The trade unions, which traditionally are close to Frederiksen’s Social Democrats, have launched an online petition with more than 405,000 signatures to “send a clear signal to the government: Abandon the plans to scrap Store Bededag.”
Denmark’s 10 Lutheran bishops have spoken of a “breach of trust,” saying they weren’t even consulted ahead of the move.
In Denmark where political consensus is the norm, the opposition — to the right and the left of the centrist coalition — united in a rare move to criticize the government.
“The government is shutting the rest of us out,” said Pia Olsen Dyhr, leader of the left-leaning Social People’s Party that used to be an ally of Frederiksen’s Social Democrats.
Søren Pape Poulsen, head of the center-right Conservatives, said "it is important to me to protect our culture, history and the values and deep roots our society stands on,” and called the abolition “a mistake.”

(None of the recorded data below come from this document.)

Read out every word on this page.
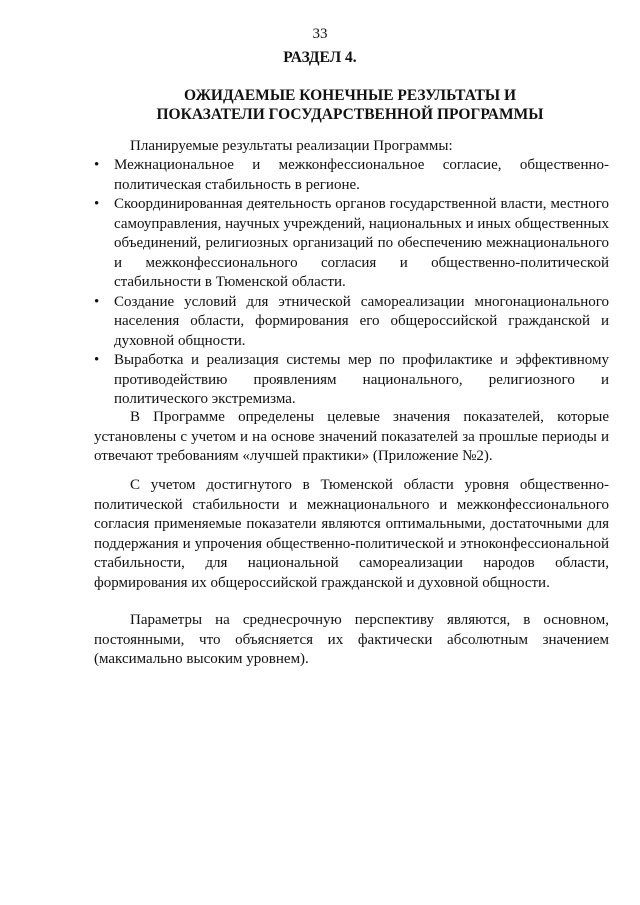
33
РАЗДЕЛ 4.
ОЖИДАЕМЫЕ КОНЕЧНЫЕ РЕЗУЛЬТАТЫ И
ПОКАЗАТЕЛИ ГОСУДАРСТВЕННОЙ ПРОГРАММЫ
Планируемые результаты реализации Программы:
• Межнациональное и межконфессиональное согласие, общественно-политическая стабильность в регионе.
• Скоординированная деятельность органов государственной власти, местного самоуправления, научных учреждений, национальных и иных общественных объединений, религиозных организаций по обеспечению межнационального и межконфессионального согласия и общественно-политической стабильности в Тюменской области.
• Создание условий для этнической самореализации многонационального населения области, формирования его общероссийской гражданской и духовной общности.
• Выработка и реализация системы мер по профилактике и эффективному противодействию проявлениям национального, религиозного и политического экстремизма.
В Программе определены целевые значения показателей, которые установлены с учетом и на основе значений показателей за прошлые периоды и отвечают требованиям «лучшей практики» (Приложение №2).
С учетом достигнутого в Тюменской области уровня общественно-политической стабильности и межнационального и межконфессионального согласия применяемые показатели являются оптимальными, достаточными для поддержания и упрочения общественно-политической и этноконфессиональной стабильности, для национальной самореализации народов области, формирования их общероссийской гражданской и духовной общности.
Параметры на среднесрочную перспективу являются, в основном, постоянными, что объясняется их фактически абсолютным значением (максимально высоким уровнем).
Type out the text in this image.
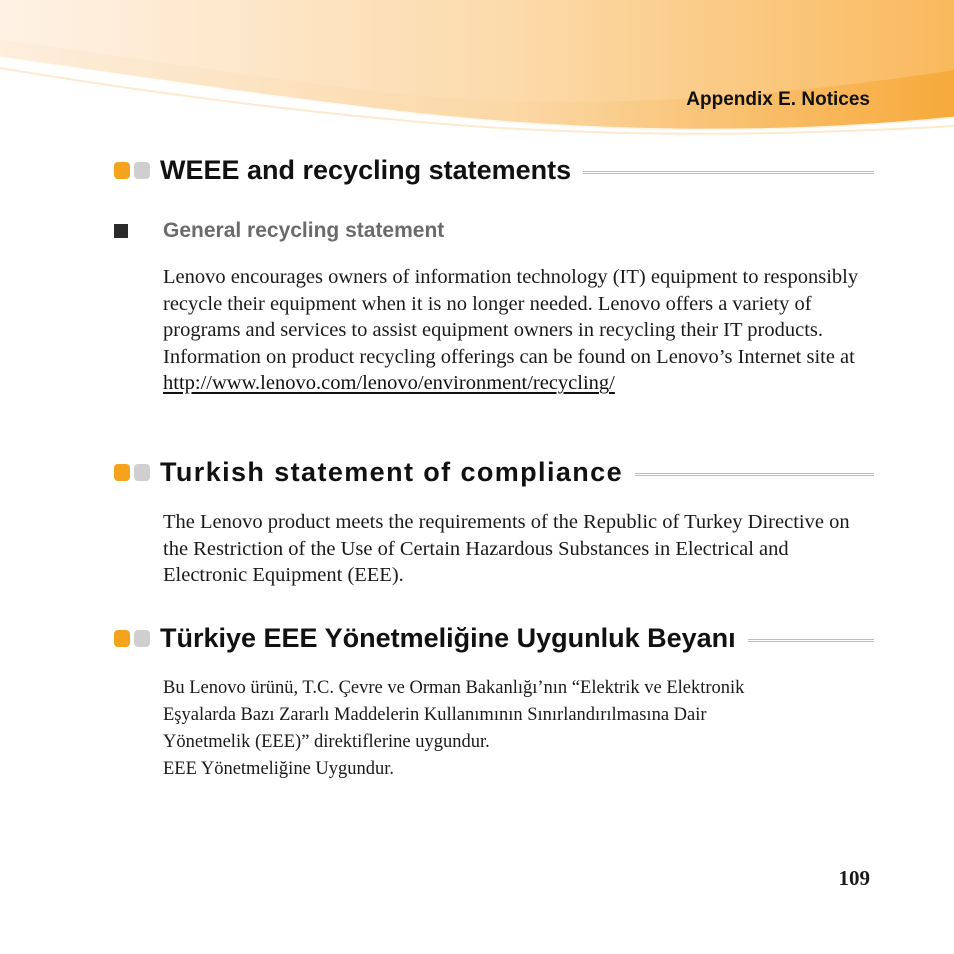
Appendix E. Notices
WEEE and recycling statements
General recycling statement

Lenovo encourages owners of information technology (IT) equipment to responsibly recycle their equipment when it is no longer needed. Lenovo offers a variety of programs and services to assist equipment owners in recycling their IT products. Information on product recycling offerings can be found on Lenovo’s Internet site at

http://www.lenovo.com/lenovo/environment/recycling/

Turkish statement of compliance

The Lenovo product meets the requirements of the Republic of Turkey Directive on the Restriction of the Use of Certain Hazardous Substances in Electrical and Electronic Equipment (EEE).

Türkiye EEE Yönetmeliğine Uygunluk Beyanı

Bu Lenovo ürünü, T.C. Çevre ve Orman Bakanlığı’nın “Elektrik ve Elektronik

Eşyalarda Bazı Zararlı Maddelerin Kullanımının Sınırlandırılmasına Dair

Yönetmelik (EEE)” direktiflerine uygundur.

EEE Yönetmeliğine Uygundur.

109
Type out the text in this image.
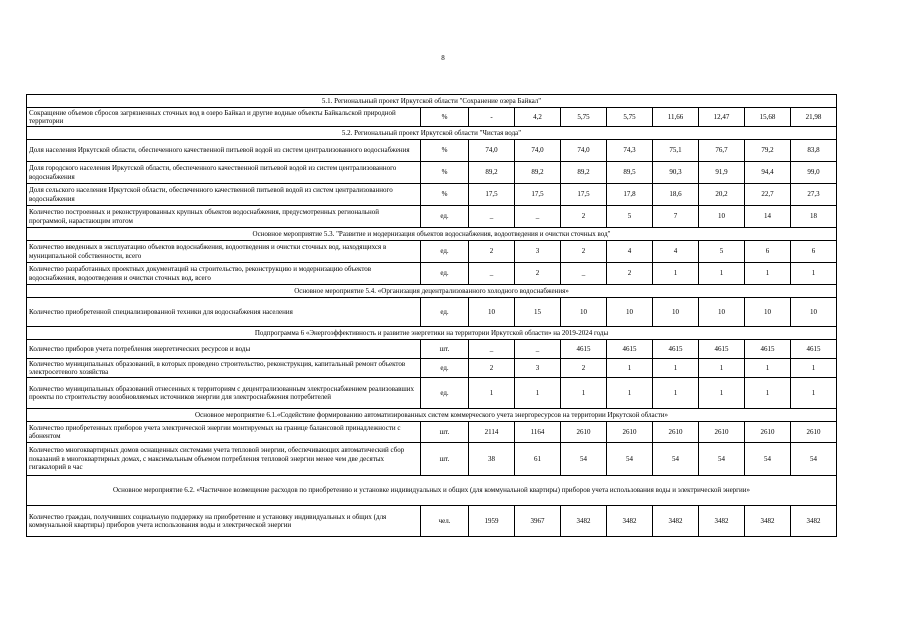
8
5.1. Региональный проект Иркутской области "Сохранение озера Байкал"									
Сокращение объемов сбросов загрязненных сточных вод в озеро Байкал и другие водные объекты Байкальской природной территории	%	-	4,2	5,75	5,75	11,66	12,47	15,68	21,98
5.2. Региональный проект Иркутской области "Чистая вода"									
Доля населения Иркутской области, обеспеченного качественной питьевой водой из систем централизованного водоснабжения	%	74,0	74,0	74,0	74,3	75,1	76,7	79,2	83,8
Доля городского населения Иркутской области, обеспеченного качественной питьевой водой из систем централизованного водоснабжения	%	89,2	89,2	89,2	89,5	90,3	91,9	94,4	99,0
Доля сельского населения Иркутской области, обеспеченного качественной питьевой водой из систем централизованного водоснабжения	%	17,5	17,5	17,5	17,8	18,6	20,2	22,7	27,3
Количество построенных и реконструированных крупных объектов водоснабжения, предусмотренных региональной программой, нарастающим итогом	ед.	_	_	2	5	7	10	14	18
Основное мероприятие 5.3. "Развитие и модернизация объектов водоснабжения, водоотведения и очистки сточных вод"									
Количество введенных в эксплуатацию объектов водоснабжения, водоотведения и очистки сточных вод, находящихся в муниципальной собственности, всего	ед.	2	3	2	4	4	5	6	6
Количество разработанных проектных документаций на строительство, реконструкцию и модернизацию объектов водоснабжения, водоотведения и очистки сточных вод, всего	ед.	_	2	_	2	1	1	1	1
Основное мероприятие 5.4. «Организация децентрализованного холодного водоснабжения»									
Количество приобретенной специализированной техники для водоснабжения населения	ед.	10	15	10	10	10	10	10	10
Подпрограмма 6 «Энергоэффективность и развитие энергетики на территории Иркутской области» на 2019-2024 годы									
Количество приборов учета потребления энергетических ресурсов и воды	шт.	_	_	4615	4615	4615	4615	4615	4615
Количество муниципальных образований, в которых проведено строительство, реконструкция, капитальный ремонт объектов электросетевого хозяйства	ед.	2	3	2	1	1	1	1	1
Количество муниципальных образований отнесенных к территориям с децентрализованным электроснабжением реализовавших проекты по строительству возобновляемых источников энергии для электроснабжения потребителей	ед.	1	1	1	1	1	1	1	1
Основное мероприятие 6.1.«Содействие формированию автоматизированных систем коммерческого учета энергоресурсов на территории Иркутской области»									
Количество приобретенных приборов учета электрической энергии монтируемых на границе балансовой принадлежности с абонентом	шт.	2114	1164	2610	2610	2610	2610	2610	2610
Количество многоквартирных домов оснащенных системами учета тепловой энергии, обеспечивающих автоматический сбор показаний в многоквартирных домах, с максимальным объемом потребления тепловой энергии менее чем две десятых гигакалорий в час	шт.	38	61	54	54	54	54	54	54
Основное мероприятие 6.2. «Частичное возмещение расходов по приобретению и установке индивидуальных и общих (для коммунальной квартиры) приборов учета использования воды и электрической энергии»									
Количество граждан, получивших социальную поддержку на приобретение и установку индивидуальных и общих (для коммунальной квартиры) приборов учета использования воды и электрической энергии	чел.	1959	3967	3482	3482	3482	3482	3482	3482
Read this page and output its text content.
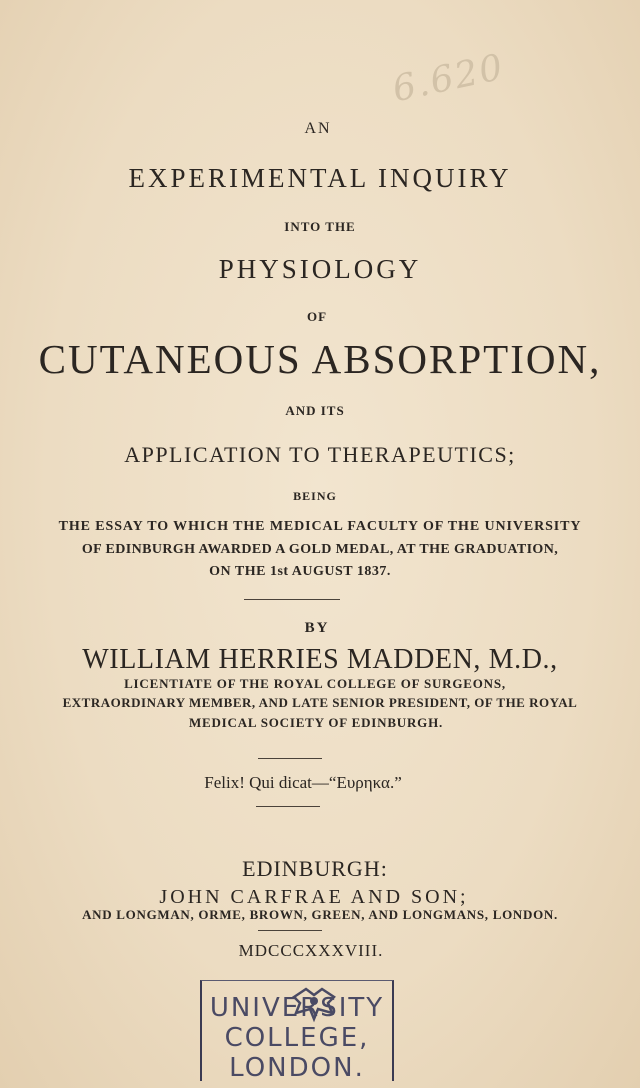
6.620
AN
EXPERIMENTAL INQUIRY
INTO THE
PHYSIOLOGY
OF
CUTANEOUS ABSORPTION,
AND ITS
APPLICATION TO THERAPEUTICS;
BEING
THE ESSAY TO WHICH THE MEDICAL FACULTY OF THE UNIVERSITY
OF EDINBURGH AWARDED A GOLD MEDAL, AT THE GRADUATION,
ON THE 1st AUGUST 1837.
BY
WILLIAM HERRIES MADDEN, M.D.,
LICENTIATE OF THE ROYAL COLLEGE OF SURGEONS,
EXTRAORDINARY MEMBER, AND LATE SENIOR PRESIDENT, OF THE ROYAL
MEDICAL SOCIETY OF EDINBURGH.
Felix! Qui dicat—“Ευρηκα.”
EDINBURGH:
JOHN CARFRAE AND SON;
AND LONGMAN, ORME, BROWN, GREEN, AND LONGMANS, LONDON.
MDCCCXXXVIII.
UNIVERSITY
COLLEGE,
LONDON.
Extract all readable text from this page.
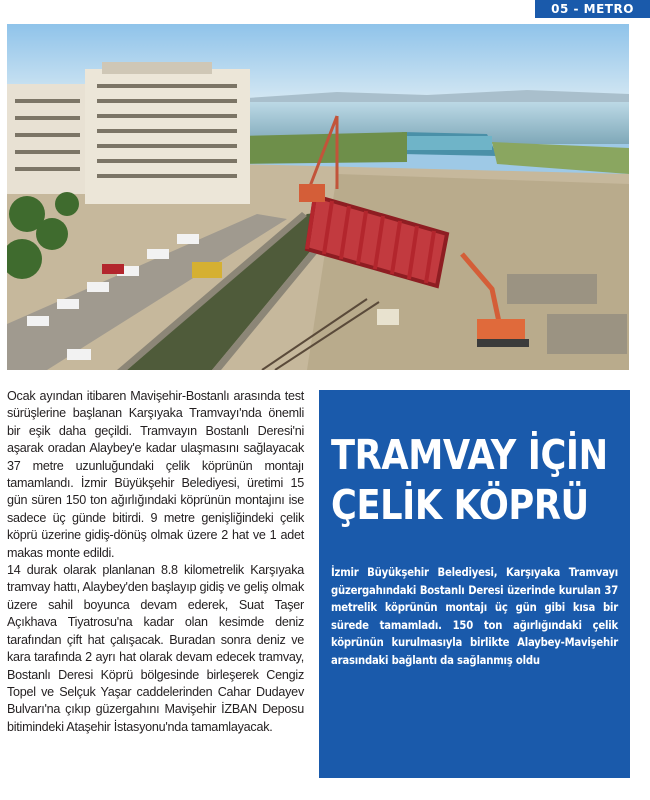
05 - METRO

Ocak ayından itibaren Mavişehir-Bostanlı arasında test sürüşlerine başlanan Karşıyaka Tramvayı'nda önemli bir eşik daha geçildi. Tramvayın Bostanlı Deresi'ni aşarak oradan Alaybey'e kadar ulaşmasını sağlayacak 37 metre uzunluğundaki çelik köprünün montajı tamamlandı. İzmir Büyükşehir Belediyesi, üretimi 15 gün süren 150 ton ağırlığındaki köprünün montajını ise sadece üç günde bitirdi. 9 metre genişliğindeki çelik köprü üzerine gidiş-dönüş olmak üzere 2 hat ve 1 adet makas monte edildi.

14 durak olarak planlanan 8.8 kilometrelik Karşıyaka tramvay hattı, Alaybey'den başlayıp gidiş ve geliş olmak üzere sahil boyunca devam ederek, Suat Taşer Açıkhava Tiyatrosu'na kadar olan kesimde deniz tarafından çift hat çalışacak. Buradan sonra deniz ve kara tarafında 2 ayrı hat olarak devam edecek tramvay, Bostanlı Deresi Köprü bölgesinde birleşerek Cengiz Topel ve Selçuk Yaşar caddelerinden Cahar Dudayev Bulvarı'na çıkıp güzergahını Mavişehir İZBAN Deposu bitimindeki Ataşehir İstasyonu'nda tamamlayacak.

TRAMVAY İÇİN
ÇELİK KÖPRÜ

İzmir Büyükşehir Belediyesi, Karşıyaka Tramvayı güzergahındaki Bostanlı Deresi üzerinde kurulan 37 metrelik köprünün montajı üç gün gibi kısa bir sürede tamamladı. 150 ton ağırlığındaki çelik köprünün kurulmasıyla birlikte Alaybey-Mavişehir arasındaki bağlantı da sağlanmış oldu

Some employers who approve of the government's plan are worried that it will be raised in talks about wages and working conditions between themselves and trade unions. In Denmark, the government traditionally stays away from these matters.
“It is not right for the government to abolish public holidays or days off over the heads of all of us,” the unions said. They have floated the idea of a referendum on the issue.
The government controls 89 seats in the 179-seat parliament and is supported by the four lawmakers representing the semi-independent Danish territories of Greenland and the Faeroe Islands.
The first reading of a law to make the change is set for Feb. 2. A date for the third and final reading has not been announced yet. If passed, Store Bededag will no longer be a public holiday from 2024.